To reconfigure your Netdata proxy using the ansible-netdata role, the following playbook can be used:

---
- hosts: netdata-proxies
  vars:
    netdata_configure_archive: true
    netdata_archive_enabled: 'yes'
    netdata_archive_type: 'opentsdb'
    netdata_archive_destination: ":4242"
    netdata_archive_prefix: 'netdata'
    netdata_archive_data_source: 'average'
    netdata_archive_update: 1
    netdata_archive_buffer_on_failures: 30
    netdata_archive_timeout: 20000
    netdata_archive_send_names: true
  roles:
    - role: ansible-netdata

The variables above tell netdata to:

  • Archive data to a backend
  • Enable said backend (as netdata only supports one at a time)
  • Configure the opentsdb protocol to send data
  • Configure the host and port to send to

Additionally, it configures some additional features:

  • Send data once a second
  • Keep 30 seconds of data in case of connection issues
  • Send field names instead of UUID
  • Specify connection timeout in milliseconds

Once this playbook has run, your netdata instance will start shipping data. Or, trying to anyways, we haven’t yet installed and configured InfluxDB to capture it. Let’s do that now.

InfluxDB - Install and configure InfluxDB

As discussed above, InfluxDB is a stable, reliable, timeseries database. Tuned for storing our metrics for long term trending. For this environment we are going to install a single small node. Optimizing and scaling are a topic in and of themselves. To ease installation and maintenance, InfluxDB will be installed using the ansible-influxdb role.
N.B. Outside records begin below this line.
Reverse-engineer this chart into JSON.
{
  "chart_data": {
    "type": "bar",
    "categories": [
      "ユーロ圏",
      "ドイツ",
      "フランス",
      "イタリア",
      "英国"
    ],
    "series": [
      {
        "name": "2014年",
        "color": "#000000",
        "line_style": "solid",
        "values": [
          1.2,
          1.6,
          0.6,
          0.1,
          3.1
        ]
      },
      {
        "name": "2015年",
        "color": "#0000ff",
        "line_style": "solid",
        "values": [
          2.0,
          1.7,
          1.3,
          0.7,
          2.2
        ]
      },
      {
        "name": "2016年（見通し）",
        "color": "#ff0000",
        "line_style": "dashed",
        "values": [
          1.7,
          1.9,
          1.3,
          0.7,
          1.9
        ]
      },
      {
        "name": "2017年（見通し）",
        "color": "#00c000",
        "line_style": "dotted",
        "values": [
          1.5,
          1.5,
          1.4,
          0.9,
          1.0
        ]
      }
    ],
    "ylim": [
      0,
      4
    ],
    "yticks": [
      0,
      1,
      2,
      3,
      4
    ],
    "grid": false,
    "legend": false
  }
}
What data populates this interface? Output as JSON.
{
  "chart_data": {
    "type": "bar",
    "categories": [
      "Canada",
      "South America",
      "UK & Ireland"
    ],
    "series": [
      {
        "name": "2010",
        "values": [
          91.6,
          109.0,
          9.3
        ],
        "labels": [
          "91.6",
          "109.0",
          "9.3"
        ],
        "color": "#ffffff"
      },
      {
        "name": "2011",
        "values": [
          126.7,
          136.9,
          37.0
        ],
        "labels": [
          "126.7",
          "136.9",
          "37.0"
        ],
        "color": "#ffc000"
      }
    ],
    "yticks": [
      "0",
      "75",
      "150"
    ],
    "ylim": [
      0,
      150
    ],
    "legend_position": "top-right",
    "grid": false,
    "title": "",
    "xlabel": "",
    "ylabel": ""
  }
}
The following Ansible playbook configures the ansible-influxdb role to listen for opentsdb messages from our Netdata instance.

---
- hosts: influxdb
  vars:
    influxdb_config: true
    influxdb_version: 1.5.1
    influxdb_admin:
      enabled: true
      bind_address: "0.0.0.0"
    influxdb_opentsdb:
      database: netdata
      enabled: true
    influxdb_databases:
      - host: localhost
        name: netdata
        state: present
  roles:
    - role: ansible-influxdb

A quick breakdown of the settings supplied:

  • Configure influxdb rather than use the default config
  • Use influxdb 1.5.1
  • Enable the admin interface
  • Have InfluxDB listen for opentsdb messages and store them in the netdata database
  • Create the netdata database

After this playbook run is successful, you will have an instance of InfluxDB collecting stats from your Netdata proxy!

Did it work?

If both playbooks ran successfully, system metrics will be flowing something like this:

nodes ==> netdata-proxy ==> influxdb

You can confirm this by logging into your InfluxDB node and running the following commands:

Check that InfluxDB is running:

# systemctl status influxdb
● influxdb.service - InfluxDB is an open-source, distributed, time series database
   Loaded: loaded (/lib/systemd/system/influxdb.service; enabled; vendor preset: enabled)
   Active: active (running) since Sat 2018-04-14 18:29:03 UTC; 9min ago
     Docs: https://docs.influxdata.com/influxdb/
 Main PID: 11770 (influxd)
   CGroup: /system.slice/influxdb.service
           └─11770 /usr/bin/influxd -config /etc/influxdb/influxdb.conf

Check that the netdata database was created:

# influx
Connected to http://localhost:8086 version 1.5.1
InfluxDB shell version: 1.5.1
> SHOW DATABASES;
name: databases
name
----
netdata
_internal

Check that the netdata database is receiving data:

Connected to http://localhost:8086 version 1.5.1
InfluxDB shell version: 1.5.1
> use netdata;
Using database netdata
> show series;
key
---
netdata.apps.cpu.apps.plugin,host=netdata-01
netdata.apps.cpu.build,host=netdata-01
netdata.apps.cpu.charts.d.plugin,host=netdata-01
netdata.apps.cpu.cron,host=netdata-01
netdata.apps.cpu.dhcp,host=netdata-01
netdata.apps.cpu.kernel,host=netdata-01
netdata.apps.cpu.ksmd,host=netdata-01
netdata.apps.cpu.logs,host=netdata-01
netdata.apps.cpu.netdata,host=netdata-01
netdata.apps.cpu.nfs,host=netdata-01
netdata.apps.cpu.other,host=netdata-01
netdata.apps.cpu.puma,host=netdata-01
netdata.apps.cpu.python.d.plugin,host=netdata-01
netdata.apps.cpu.ssh,host=netdata-01
netdata.apps.cpu.system,host=netdata-01
netdata.apps.cpu.tc_qos_helper,host=netdata-01
netdata.apps.cpu.time,host=netdata-01
netdata.apps.cpu_system.apps.plugin,host=netdata-01

Summary

With that, you now have high resolution system metrics being collected and sent to InfluxDB for longer term storage, analysis, and more.